Depletion of cathepsin D by transglutaminase 2 through protein cross-linking promotes cell survival.

Transglutaminase 2 (TGase 2) promotes nuclear factor-κB (NF-κB) activity through depletion of the inhibitory subunit of NF-κB (I-κBα) via protein cross-linking, leading to resolution of inflammation. Increased expression of TGase 2 contributes to inflammatory disease pathogenesis via constitutive NF-κB activation. Conversely, TGase 2 inhibition often reverses inflammation in animal models. The role of TGase 2 in apoptosis remains less clear, as both pro- and anti-apoptotic functions of TGase 2 have been demonstrated under different experimental conditions. Apoptosis is intact in a TGase 2 knock out mouse (TGase2(-/-)), which is phenotypically normal.

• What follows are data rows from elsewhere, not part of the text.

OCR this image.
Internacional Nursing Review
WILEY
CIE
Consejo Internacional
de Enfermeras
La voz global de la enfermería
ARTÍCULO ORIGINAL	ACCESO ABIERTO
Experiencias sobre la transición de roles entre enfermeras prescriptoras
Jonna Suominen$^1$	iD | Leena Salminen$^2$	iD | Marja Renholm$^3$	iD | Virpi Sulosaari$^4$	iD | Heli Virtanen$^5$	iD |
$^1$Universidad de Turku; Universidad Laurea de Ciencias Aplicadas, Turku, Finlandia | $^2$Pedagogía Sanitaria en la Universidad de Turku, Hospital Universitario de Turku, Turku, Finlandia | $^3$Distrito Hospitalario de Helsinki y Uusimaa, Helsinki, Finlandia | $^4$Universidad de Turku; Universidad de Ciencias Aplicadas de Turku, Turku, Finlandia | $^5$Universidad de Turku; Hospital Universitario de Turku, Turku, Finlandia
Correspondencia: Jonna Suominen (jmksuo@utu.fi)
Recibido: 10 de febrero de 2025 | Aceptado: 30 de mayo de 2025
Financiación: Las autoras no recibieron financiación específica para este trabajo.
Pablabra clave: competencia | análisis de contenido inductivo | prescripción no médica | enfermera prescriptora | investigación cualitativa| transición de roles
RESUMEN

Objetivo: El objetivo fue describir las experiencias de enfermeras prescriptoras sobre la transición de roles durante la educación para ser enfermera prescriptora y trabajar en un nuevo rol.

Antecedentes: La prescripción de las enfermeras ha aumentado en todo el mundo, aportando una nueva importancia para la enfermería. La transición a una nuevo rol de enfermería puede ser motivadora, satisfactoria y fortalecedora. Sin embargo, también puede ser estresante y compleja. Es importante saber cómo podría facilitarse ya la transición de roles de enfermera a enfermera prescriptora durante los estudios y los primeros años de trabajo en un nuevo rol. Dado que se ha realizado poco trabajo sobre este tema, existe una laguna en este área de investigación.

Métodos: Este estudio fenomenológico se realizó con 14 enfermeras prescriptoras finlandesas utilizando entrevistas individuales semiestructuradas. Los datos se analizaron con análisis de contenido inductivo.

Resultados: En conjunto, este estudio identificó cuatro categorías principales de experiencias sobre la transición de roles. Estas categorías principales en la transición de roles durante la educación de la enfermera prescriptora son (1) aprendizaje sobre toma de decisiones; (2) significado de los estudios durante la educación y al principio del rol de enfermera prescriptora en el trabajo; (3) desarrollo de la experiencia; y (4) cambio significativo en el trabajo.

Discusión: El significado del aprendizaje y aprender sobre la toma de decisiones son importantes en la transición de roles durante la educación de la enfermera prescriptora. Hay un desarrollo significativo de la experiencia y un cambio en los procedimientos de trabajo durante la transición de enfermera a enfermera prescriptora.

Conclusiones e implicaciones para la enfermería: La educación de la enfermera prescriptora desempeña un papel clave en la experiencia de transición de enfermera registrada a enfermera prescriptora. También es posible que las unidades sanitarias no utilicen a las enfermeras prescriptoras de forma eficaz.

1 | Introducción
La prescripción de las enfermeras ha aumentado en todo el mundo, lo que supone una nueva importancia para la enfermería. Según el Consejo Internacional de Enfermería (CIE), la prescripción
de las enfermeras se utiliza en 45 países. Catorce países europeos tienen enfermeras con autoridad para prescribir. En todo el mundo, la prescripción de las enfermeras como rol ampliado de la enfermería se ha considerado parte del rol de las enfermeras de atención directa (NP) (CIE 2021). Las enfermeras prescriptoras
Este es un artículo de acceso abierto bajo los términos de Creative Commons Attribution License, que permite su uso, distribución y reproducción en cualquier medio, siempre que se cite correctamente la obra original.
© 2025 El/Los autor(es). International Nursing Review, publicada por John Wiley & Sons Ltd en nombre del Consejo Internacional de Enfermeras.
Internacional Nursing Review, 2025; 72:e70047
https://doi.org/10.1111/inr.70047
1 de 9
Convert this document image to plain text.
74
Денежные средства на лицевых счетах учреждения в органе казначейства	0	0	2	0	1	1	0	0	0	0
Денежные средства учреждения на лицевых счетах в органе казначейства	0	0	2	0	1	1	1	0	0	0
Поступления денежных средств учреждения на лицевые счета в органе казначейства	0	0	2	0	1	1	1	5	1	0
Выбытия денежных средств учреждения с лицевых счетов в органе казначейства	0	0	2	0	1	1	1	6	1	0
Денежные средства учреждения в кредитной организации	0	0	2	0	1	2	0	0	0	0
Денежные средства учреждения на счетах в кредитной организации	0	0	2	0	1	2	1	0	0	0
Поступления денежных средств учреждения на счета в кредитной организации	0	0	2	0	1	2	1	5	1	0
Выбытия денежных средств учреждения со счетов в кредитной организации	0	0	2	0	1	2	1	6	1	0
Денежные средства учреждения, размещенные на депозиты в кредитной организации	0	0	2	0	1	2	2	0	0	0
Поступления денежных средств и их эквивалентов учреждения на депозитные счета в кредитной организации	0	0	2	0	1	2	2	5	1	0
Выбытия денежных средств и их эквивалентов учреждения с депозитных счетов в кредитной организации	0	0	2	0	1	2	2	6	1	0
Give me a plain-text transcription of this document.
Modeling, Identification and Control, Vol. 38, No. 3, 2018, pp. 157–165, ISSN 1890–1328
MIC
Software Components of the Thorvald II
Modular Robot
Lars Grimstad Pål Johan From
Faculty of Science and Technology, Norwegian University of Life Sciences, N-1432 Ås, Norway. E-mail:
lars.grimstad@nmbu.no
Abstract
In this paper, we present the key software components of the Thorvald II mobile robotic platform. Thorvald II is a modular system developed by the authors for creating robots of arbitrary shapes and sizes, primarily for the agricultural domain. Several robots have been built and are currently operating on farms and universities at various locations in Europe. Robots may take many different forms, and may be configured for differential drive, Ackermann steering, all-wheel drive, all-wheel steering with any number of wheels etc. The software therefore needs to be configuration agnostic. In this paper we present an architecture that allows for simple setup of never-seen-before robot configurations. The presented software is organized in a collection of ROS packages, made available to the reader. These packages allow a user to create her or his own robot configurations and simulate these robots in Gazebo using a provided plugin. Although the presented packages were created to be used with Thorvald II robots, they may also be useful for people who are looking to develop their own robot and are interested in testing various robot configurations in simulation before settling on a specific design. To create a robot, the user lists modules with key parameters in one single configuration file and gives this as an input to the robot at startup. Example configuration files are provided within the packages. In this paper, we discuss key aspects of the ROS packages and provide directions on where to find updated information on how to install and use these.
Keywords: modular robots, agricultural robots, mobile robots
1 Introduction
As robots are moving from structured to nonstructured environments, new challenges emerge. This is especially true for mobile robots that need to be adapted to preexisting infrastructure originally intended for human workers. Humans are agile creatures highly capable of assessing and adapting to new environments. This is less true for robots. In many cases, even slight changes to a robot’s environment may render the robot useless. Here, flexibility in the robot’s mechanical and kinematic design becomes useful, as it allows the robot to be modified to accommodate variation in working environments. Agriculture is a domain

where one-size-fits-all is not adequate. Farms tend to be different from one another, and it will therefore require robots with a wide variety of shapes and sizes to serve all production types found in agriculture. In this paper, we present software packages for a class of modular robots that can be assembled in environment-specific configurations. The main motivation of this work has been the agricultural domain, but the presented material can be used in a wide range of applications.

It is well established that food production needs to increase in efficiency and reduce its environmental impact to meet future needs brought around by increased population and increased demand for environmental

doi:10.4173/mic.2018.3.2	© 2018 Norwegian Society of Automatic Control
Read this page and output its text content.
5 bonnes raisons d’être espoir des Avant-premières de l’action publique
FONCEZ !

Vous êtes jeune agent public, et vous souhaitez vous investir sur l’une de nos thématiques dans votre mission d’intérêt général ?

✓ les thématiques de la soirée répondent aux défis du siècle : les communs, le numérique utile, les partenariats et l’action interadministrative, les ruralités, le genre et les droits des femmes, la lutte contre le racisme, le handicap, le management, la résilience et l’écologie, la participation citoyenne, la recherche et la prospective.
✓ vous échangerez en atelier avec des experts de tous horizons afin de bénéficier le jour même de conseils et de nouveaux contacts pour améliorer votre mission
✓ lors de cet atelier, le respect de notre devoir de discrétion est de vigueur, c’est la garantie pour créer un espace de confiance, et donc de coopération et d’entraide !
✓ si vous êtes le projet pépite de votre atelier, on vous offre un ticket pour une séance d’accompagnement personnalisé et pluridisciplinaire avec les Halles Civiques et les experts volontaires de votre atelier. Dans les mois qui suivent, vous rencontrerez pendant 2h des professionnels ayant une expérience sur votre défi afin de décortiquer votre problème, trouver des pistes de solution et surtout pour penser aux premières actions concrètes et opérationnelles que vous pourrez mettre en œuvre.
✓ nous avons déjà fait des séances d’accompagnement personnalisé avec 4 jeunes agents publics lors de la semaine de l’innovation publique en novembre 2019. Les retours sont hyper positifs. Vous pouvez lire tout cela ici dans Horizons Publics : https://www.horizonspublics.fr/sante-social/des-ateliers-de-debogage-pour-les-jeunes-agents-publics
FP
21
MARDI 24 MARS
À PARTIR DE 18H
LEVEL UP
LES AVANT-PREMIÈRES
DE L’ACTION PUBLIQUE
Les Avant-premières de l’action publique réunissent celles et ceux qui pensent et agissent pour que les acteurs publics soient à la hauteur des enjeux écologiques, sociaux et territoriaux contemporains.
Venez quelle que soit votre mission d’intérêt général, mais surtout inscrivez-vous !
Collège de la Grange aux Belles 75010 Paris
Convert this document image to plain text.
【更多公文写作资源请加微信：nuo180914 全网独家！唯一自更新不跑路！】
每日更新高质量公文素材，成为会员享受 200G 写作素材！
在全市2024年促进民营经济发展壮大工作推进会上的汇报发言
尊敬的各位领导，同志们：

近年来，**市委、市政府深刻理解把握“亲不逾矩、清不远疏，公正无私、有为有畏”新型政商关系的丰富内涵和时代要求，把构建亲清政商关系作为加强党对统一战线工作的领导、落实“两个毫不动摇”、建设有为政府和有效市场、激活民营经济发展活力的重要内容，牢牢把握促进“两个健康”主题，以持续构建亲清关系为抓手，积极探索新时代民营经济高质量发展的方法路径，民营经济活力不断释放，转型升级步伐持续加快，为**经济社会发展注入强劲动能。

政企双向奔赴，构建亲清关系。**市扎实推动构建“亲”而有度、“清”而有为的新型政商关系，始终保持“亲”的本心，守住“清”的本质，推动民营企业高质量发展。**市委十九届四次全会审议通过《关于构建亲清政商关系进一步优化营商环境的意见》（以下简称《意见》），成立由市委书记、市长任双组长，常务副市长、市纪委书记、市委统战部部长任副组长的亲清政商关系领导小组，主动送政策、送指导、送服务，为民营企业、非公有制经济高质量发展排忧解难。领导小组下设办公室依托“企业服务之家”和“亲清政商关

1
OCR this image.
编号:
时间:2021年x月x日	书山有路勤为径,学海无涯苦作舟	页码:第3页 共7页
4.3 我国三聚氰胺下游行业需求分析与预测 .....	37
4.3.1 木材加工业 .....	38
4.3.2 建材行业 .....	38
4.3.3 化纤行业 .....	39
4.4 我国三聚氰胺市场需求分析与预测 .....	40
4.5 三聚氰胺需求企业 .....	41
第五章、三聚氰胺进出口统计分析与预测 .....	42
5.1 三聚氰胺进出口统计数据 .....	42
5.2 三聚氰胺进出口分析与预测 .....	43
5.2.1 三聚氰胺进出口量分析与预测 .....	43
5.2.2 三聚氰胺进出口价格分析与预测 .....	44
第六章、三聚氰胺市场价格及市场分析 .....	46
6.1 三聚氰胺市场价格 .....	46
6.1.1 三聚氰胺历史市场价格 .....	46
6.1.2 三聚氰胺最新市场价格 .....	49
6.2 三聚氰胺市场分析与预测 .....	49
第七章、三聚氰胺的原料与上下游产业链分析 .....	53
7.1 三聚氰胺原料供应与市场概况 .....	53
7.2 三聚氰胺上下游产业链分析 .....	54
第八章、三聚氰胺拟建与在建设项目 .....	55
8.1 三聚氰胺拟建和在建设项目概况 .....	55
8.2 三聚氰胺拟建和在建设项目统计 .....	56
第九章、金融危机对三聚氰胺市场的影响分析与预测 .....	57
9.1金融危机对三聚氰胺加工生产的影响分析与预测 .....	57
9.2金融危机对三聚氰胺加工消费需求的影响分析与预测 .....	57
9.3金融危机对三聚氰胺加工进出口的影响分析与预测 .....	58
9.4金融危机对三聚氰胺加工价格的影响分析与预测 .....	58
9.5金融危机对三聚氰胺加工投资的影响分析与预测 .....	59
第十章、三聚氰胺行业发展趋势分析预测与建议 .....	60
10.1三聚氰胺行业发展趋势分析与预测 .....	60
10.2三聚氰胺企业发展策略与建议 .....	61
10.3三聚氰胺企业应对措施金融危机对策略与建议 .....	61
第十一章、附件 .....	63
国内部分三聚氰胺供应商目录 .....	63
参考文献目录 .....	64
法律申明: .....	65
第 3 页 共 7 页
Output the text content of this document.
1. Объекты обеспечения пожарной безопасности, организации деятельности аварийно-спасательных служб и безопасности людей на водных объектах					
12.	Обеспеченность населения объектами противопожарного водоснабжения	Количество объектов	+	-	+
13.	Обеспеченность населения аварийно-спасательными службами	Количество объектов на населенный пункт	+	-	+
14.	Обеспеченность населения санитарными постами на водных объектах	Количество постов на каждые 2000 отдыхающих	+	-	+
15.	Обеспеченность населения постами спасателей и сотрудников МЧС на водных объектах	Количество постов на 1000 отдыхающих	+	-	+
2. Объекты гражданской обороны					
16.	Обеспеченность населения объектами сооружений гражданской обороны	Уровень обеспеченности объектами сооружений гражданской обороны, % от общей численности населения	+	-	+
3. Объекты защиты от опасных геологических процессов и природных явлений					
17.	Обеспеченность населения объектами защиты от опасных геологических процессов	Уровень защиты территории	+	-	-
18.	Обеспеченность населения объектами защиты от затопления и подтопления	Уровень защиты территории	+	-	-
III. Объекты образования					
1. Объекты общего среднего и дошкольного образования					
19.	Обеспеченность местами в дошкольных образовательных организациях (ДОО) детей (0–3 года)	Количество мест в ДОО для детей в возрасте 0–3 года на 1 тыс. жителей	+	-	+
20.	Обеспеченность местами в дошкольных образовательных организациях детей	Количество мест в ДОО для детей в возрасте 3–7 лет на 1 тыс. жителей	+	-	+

However, upon exposure to tumor necrosis factor (TNF)-α-induced apoptotic stress, mouse embryonic fibroblasts (MEFs) from TGase2(-/-) mice were more sensitive to cell death than MEFs from wild-type (TGase 2(+/+)) mice. In the current study, to explore the role of TGase 2 in apoptosis, TGase 2-binding proteins were identified by LC/MS. TGase 2 was found to associate with cathepsin D (CTSD). Binding of TGase 2 to CTSD resulted in the depletion of CTSD via cross-linking in vitro as well as in MEFs, leading to decreased levels of apoptosis. Furthermore, cytoplasmic CTSD levels were higher in MEFs from TGase 2(-/-) mice than in those from TGase 2(+/+) mice, as were caspase 3 activation and poly (ADP-ribose) polymerase (PARP) processes. These results suggest that TGase 2, while not previously implicated as a major regulatory factor in apoptosis, may regulate the balance between cell survival and cell death through the modulation of CTSD levels.